Member of Parliament
- In office 1815–1816

Personal details
- Born: 22 February 1771
- Died: 7 April 1833 (aged 62)
- Party: Independent
- Profession: Merchant, shipbuilder and ship-owner

= Jørgen Aall =

Norwegian ship-owner and politician

Jørgen Aall (22 February 1771 – 7 April 1833) was a Norwegian ship-owner and politician.

==Personal life==
Jørgen Aall was born in 1771 as the second son of Nicolai Benjamin Aall (1739–1798) and Amborg Jørgensdatter (1741–1815), née Wesseltoft. He had three brothers and three sisters. His brothers Niels and Jacob held high positions in politics, whereas his sister Benedicte Henricka married Ulrich Fredrich von Cappelen of the influential Cappelen family, and another sister Inger married Hans Eleonardus Møller, Sr. His nephews included later parliament member Hans Eleonardus Møller, political figures Ulrik Frederik Cappelen and Nicolai Benjamin Cappelen and publishing house founder Jørgen Wright Cappelen.

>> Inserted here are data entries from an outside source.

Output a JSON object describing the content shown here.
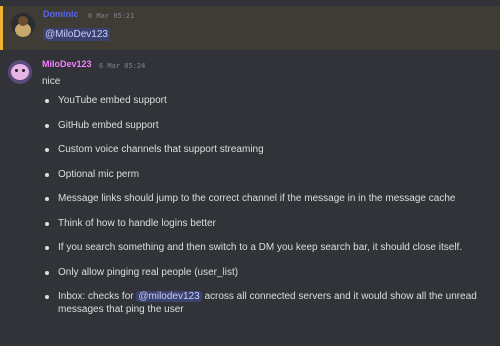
{
  "messages": [
    {
      "author": "Dominic",
      "author_color": "#5865f2",
      "timestamp": "6 Mar 05:21",
      "mention": "@MiloDev123",
      "highlighted": true
    },
    {
      "author": "MiloDev123",
      "author_color": "#f47fff",
      "timestamp": "6 Mar 05:24",
      "text": "nice",
      "list": [
        "YouTube embed support",
        "GitHub embed support",
        "Custom voice channels that support streaming",
        "Optional mic perm",
        "Message links should jump to the correct channel if the message in in the message cache",
        "Think of how to handle logins better",
        "If you search something and then switch to a DM you keep search bar, it should close itself.",
        "Only allow pinging real people (user_list)"
      ],
      "last_item": {
        "prefix": "Inbox: checks for ",
        "mention": "@milodev123",
        "suffix": " across all connected servers and it would show all the unread messages that ping the user"
      }
    }
  ],
  "colors": {
    "background": "#313338",
    "mention_highlight_bg": "#3f3c35",
    "mention_highlight_border": "#f0b232",
    "mention_pill_bg": "#3c4270",
    "mention_pill_text": "#c9cdfb"
  }
}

He married Birgitte Gurine Weyer (1770–1819) from Strømsø, daughter of counsellor of war Hans Thomas Weyer, in December 1793. They had six children, five daughters and one son. Of the daughters, Hanna Thomine and Constance respectively married the brothers Jørgen and Paulus Flood, both of whom served as mayors in the city.

==Career==
Jørgen Aall was elected to the Norwegian Constitutional Assembly, that drafted the Constitution of Norway in 1814. He later sat in the Norwegian Parliament from 1815 to 1816, representing the constituency of Skien og Porsgrund. This was noteworthy as the city Skien, compared to Aall's native Porsgrund, had twice as many electors. For his political role, his headstone on Østsiden cemetery was, together with that of fellow Constitutional father Jens Schow Fabricius, regularly garlanded on Norwegian Constitution Day.

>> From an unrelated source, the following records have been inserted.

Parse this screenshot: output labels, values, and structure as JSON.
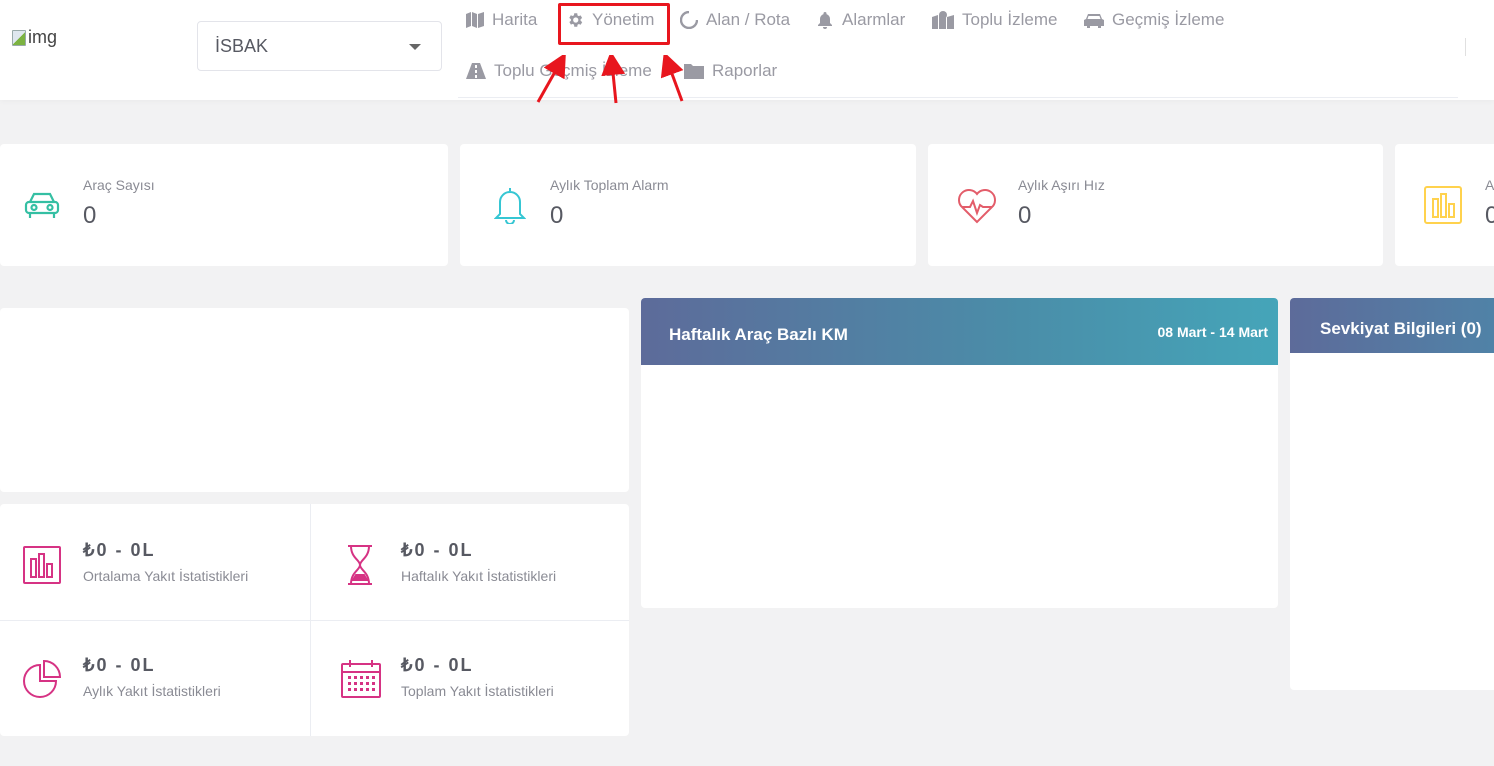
{
  "header": {
    "logo_alt": "img",
    "company_select": {
      "value": "İSBAK"
    }
  },
  "nav": {
    "items": [
      {
        "label": "Harita",
        "icon": "map-icon"
      },
      {
        "label": "Yönetim",
        "icon": "gear-icon"
      },
      {
        "label": "Alan / Rota",
        "icon": "circle-notch-icon"
      },
      {
        "label": "Alarmlar",
        "icon": "bell-icon"
      },
      {
        "label": "Toplu İzleme",
        "icon": "map-marked-icon"
      },
      {
        "label": "Geçmiş İzleme",
        "icon": "car-icon"
      },
      {
        "label": "Toplu Geçmiş İzleme",
        "icon": "road-icon"
      },
      {
        "label": "Raporlar",
        "icon": "folder-icon"
      }
    ]
  },
  "stats": [
    {
      "label": "Araç Sayısı",
      "value": "0",
      "icon": "car-icon",
      "color": "#34bfa3"
    },
    {
      "label": "Aylık Toplam Alarm",
      "value": "0",
      "icon": "bell-icon",
      "color": "#36a3f7"
    },
    {
      "label": "Aylık Aşırı Hız",
      "value": "0",
      "icon": "heartbeat-icon",
      "color": "#f4516c"
    },
    {
      "label": "A",
      "value": "0",
      "icon": "bar-chart-icon",
      "color": "#ffb822"
    }
  ],
  "fuel": [
    {
      "value": "₺0 - 0L",
      "label": "Ortalama Yakıt İstatistikleri",
      "icon": "bar-chart-icon"
    },
    {
      "value": "₺0 - 0L",
      "label": "Haftalık Yakıt İstatistikleri",
      "icon": "hourglass-icon"
    },
    {
      "value": "₺0 - 0L",
      "label": "Aylık Yakıt İstatistikleri",
      "icon": "pie-chart-icon"
    },
    {
      "value": "₺0 - 0L",
      "label": "Toplam Yakıt İstatistikleri",
      "icon": "calendar-icon"
    }
  ],
  "weekly_km": {
    "title": "Haftalık Araç Bazlı KM",
    "date_range": "08 Mart - 14 Mart"
  },
  "shipment": {
    "title": "Sevkiyat Bilgileri (0)"
  },
  "colors": {
    "fuel_icon": "#d63384",
    "highlight": "#e8161e",
    "header_gradient_start": "#5d6b9a",
    "header_gradient_end": "#45a5b9"
  }
}
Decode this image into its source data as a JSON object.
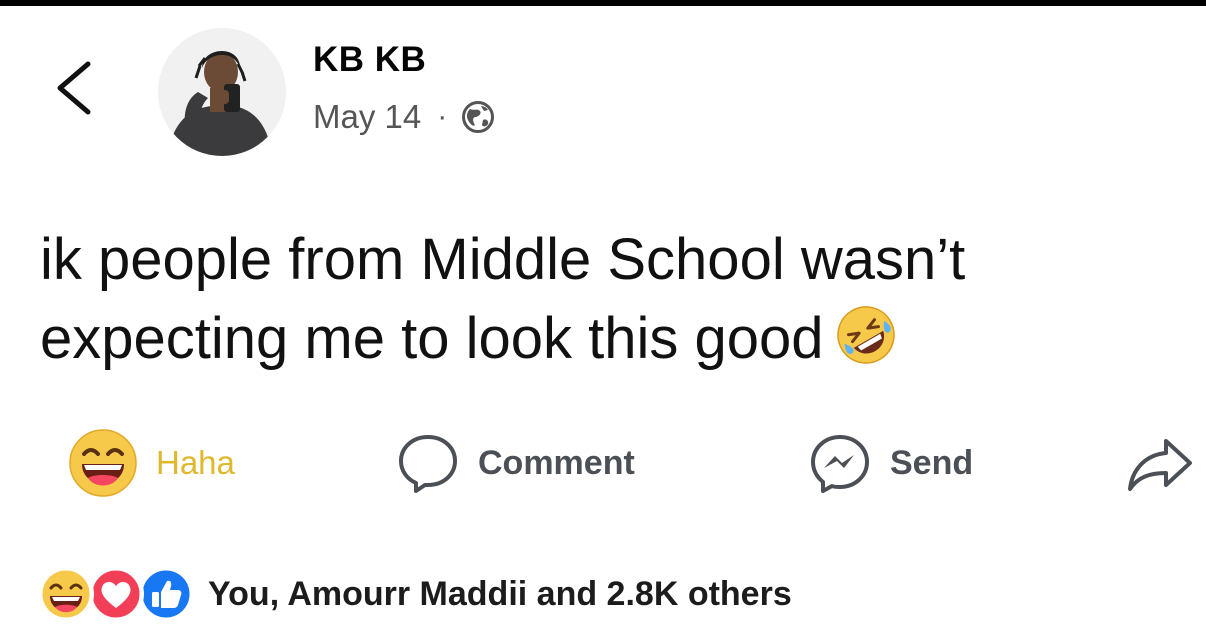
{
  "post": {
    "author": "KB KB",
    "date": "May 14",
    "separator": "·",
    "audience_icon": "globe-icon",
    "text_lines": [
      "ik people from Middle School wasn’t",
      "expecting me to look this good"
    ],
    "trailing_emoji": "rolling-on-floor-laughing-emoji"
  },
  "actions": {
    "haha_label": "Haha",
    "comment_label": "Comment",
    "send_label": "Send",
    "share_icon": "share-arrow-icon"
  },
  "reactions": {
    "icons": [
      "haha",
      "love",
      "like"
    ],
    "summary": "You, Amourr Maddii and 2.8K others"
  },
  "colors": {
    "haha_yellow": "#f7c94a",
    "haha_label": "#e0b82e",
    "love_red": "#f33e58",
    "like_blue": "#1877f2",
    "action_gray": "#4b4f56"
  }
}
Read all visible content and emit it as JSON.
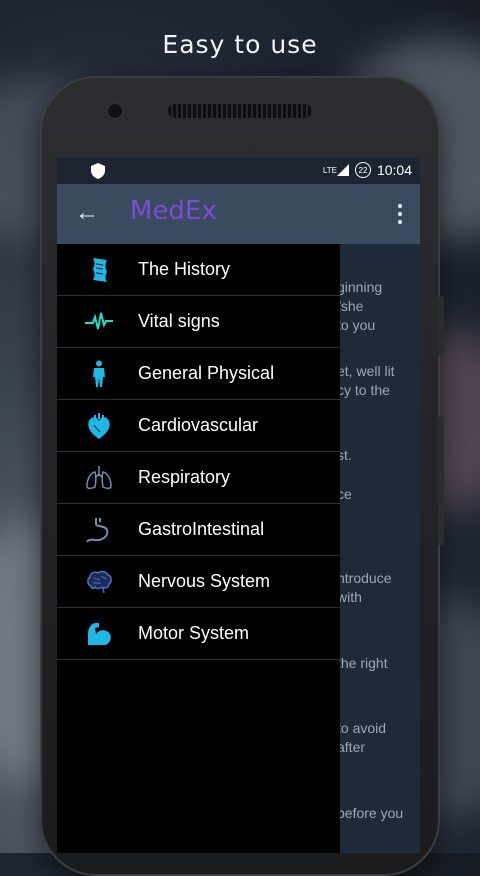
{
  "caption": "Easy to use",
  "status": {
    "network": "LTE",
    "battery": "22",
    "time": "10:04"
  },
  "appbar": {
    "title": "MedEx"
  },
  "drawer": {
    "items": [
      {
        "label": "The History",
        "icon": "scroll-icon"
      },
      {
        "label": "Vital signs",
        "icon": "heartbeat-icon"
      },
      {
        "label": "General Physical",
        "icon": "body-icon"
      },
      {
        "label": "Cardiovascular",
        "icon": "heart-icon"
      },
      {
        "label": "Respiratory",
        "icon": "lungs-icon"
      },
      {
        "label": "GastroIntestinal",
        "icon": "stomach-icon"
      },
      {
        "label": "Nervous System",
        "icon": "brain-icon"
      },
      {
        "label": "Motor System",
        "icon": "arm-icon"
      }
    ]
  },
  "background_content": [
    "ginning",
    "/she",
    "to you",
    "et, well lit",
    "cy to the",
    "st.",
    "ce",
    "ntroduce",
    "with",
    "the right",
    "to avoid",
    "after",
    "before you"
  ],
  "colors": {
    "accent": "#7a4dd6",
    "icon": "#1fb7e6",
    "appbar": "#3a4a5f"
  }
}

As a businessman, Jørgen Aall combined grain and timber merchantry with shipbuilding; in addition he was a ship-owner. In 1805 he owned eight ships. He was also consul for France. Jørgen Aall started in his father's company, but set up an independent business in 1796. Much of his wealth was actually inherited from his father, who died two years later. However, the Napoleonic Wars and their aftermath had a negative impact on the business. He was also troubled by fires. Aall was eventually forced to file for bankruptcy in 1818.